Monday, March 19, 2012
On the 8th of July 1593 was born in Rome the eldest daughter of the italian baroque painter Orazio Lomi Gentileschi, Artemisia Lomi Gentileschi.
Artemisia began receiving instruction in the art of painting at a very early age, quite probably by her father. In a letter dated July 3, 1962, adressed by her father to the Grand Duchess of Tuscany, he atests his daughter's artistic skills.
The young woman's first ever signature, “ARTEMITIA. / GENTILESCHI. F / 1610”, appears in the lower left hand corner of a "Susanna and the Elders," currently in the Schönborn collection in Pommersfelden, Germany.
At the age of 18, Artemisia is raped by Agostino Tassi, a colleague of Orazio’s. After the rape, Tassi promises to marry the young woman and convinces her to continue a relationship with him for another nine months.
However around March-April 1612, impelled by public morality, though also by personal interest, her father decides do denounce Tassi and make public his rape of Artemisia.
The rape trial of Agostino Tassi opens on March 2 and continues for another seven months, until October 29.
Meanwhile, Orazio Gentileschi sends a letter to the Grand Duchess Christine of Lorraine in Florence about the trial, pleading with her to intervene and to prevent Agostino Tassi from walking free. In that letter, he also proposes to send the Grand Duchess one of his daughter’s paintings to demonstrate her abilities. At this stage, according to her father, Artemisia has already been painting for three years.
The verdict is announced on November 27, 1612: Agostino Tassi is sentenced to a five years exile from Rome‘sub pena triremium,’ as a galley slave. Subsequently, the punishment is judged to have been unfair and Tassi never serves his sentence.
On November 29, 1612 Artemisia marries Pierantonion Stiattesi, a minor artist born in Florence, son of a cobler and brother of Giovan Battista. He was also friend of Orazio.
Their first son, Giovanni Battista, is baptized on September 21, 1613, in the church of Santa Maria Novella in Forence.
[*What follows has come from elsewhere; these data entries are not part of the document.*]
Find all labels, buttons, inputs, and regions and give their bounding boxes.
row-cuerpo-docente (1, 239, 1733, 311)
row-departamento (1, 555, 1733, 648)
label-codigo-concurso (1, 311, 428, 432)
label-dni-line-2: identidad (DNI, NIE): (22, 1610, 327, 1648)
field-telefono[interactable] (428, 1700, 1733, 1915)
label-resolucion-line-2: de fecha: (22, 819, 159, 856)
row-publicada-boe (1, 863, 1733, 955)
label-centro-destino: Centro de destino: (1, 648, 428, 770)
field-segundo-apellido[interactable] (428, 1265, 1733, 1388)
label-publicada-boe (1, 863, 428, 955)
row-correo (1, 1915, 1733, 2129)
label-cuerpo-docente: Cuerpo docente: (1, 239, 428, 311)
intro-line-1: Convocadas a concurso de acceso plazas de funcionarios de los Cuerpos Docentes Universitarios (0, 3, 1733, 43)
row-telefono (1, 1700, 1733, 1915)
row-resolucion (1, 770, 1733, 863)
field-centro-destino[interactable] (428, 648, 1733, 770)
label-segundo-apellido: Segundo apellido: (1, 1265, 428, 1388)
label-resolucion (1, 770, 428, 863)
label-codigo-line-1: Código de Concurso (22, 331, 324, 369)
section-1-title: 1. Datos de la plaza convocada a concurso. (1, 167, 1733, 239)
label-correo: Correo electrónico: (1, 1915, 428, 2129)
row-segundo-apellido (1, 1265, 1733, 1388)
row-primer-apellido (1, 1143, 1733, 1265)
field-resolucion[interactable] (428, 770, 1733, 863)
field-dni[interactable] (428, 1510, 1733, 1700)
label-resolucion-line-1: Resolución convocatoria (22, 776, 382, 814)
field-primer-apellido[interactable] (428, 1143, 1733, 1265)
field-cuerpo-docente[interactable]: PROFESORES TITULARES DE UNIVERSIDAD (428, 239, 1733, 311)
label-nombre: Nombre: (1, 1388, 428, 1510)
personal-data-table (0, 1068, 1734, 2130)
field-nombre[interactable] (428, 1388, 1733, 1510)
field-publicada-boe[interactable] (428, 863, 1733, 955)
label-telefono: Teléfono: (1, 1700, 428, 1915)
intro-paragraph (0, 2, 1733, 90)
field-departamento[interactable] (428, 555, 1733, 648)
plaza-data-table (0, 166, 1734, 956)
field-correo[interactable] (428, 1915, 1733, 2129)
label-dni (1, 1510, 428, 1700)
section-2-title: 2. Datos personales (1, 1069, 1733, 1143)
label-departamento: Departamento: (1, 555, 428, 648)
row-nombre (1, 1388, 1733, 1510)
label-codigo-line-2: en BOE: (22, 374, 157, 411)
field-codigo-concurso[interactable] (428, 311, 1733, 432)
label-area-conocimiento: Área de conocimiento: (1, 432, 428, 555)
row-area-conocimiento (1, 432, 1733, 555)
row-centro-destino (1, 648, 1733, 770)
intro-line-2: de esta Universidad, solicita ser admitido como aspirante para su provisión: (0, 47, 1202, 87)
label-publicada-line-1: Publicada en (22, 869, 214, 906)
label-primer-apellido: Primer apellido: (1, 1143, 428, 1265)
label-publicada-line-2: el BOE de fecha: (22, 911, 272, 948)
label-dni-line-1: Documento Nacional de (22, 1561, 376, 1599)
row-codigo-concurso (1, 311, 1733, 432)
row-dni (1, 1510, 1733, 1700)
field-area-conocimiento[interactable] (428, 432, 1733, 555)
While in Florence, Artemisia starts gaining reputation. Among her commissions, there's an Allegory of Inclination commissioned by Michelangelo Buonarroti the Younger.
She becomes a member of Florence’s Accademia del Disegno on July 19, 1616, as testified by two documents that also make reference to Orazio. It’s probably over the following years that, thanks to Buonarroti and Matteo Frescobaldi, Artemisia becomes a friend of Galileo Galilei, a member of Accademia del Disegno since 1613 and with whom she would later remain in correspondence.
Along the following years and between several commissions, Artemisia's life and of her family suffers inumerous mishaps.
Artemisia Lomi Gentileschi was quite probably deceased between 1652 and 1654; a document dated from January 31, 1654, provides proof of the collaboration between Artemisia and Palumbo.
According to 17th to 19th century sources, Artemisia was buried in the church of San Giovanni dei Fiorentini in Naples. The precise location of the grave remains uncertain, as the headstone bearing the simple inscription “HEIC ARTIMISIA” had already disappeared when restoration work was carried out in 1785.
From March 14th throughout July 15th, 2012, the Musée Maillol - Fondation Dina Vierny,Paris, presents the major exhibition "Artemisia - Power, glory and passions of a female painter" (Artemisia - Povoir, gloire et passions d'une femme peintre."
The exhibition includes a significant number of paintings from several important museums and galleries in Italy and abroad, as well from private art collections.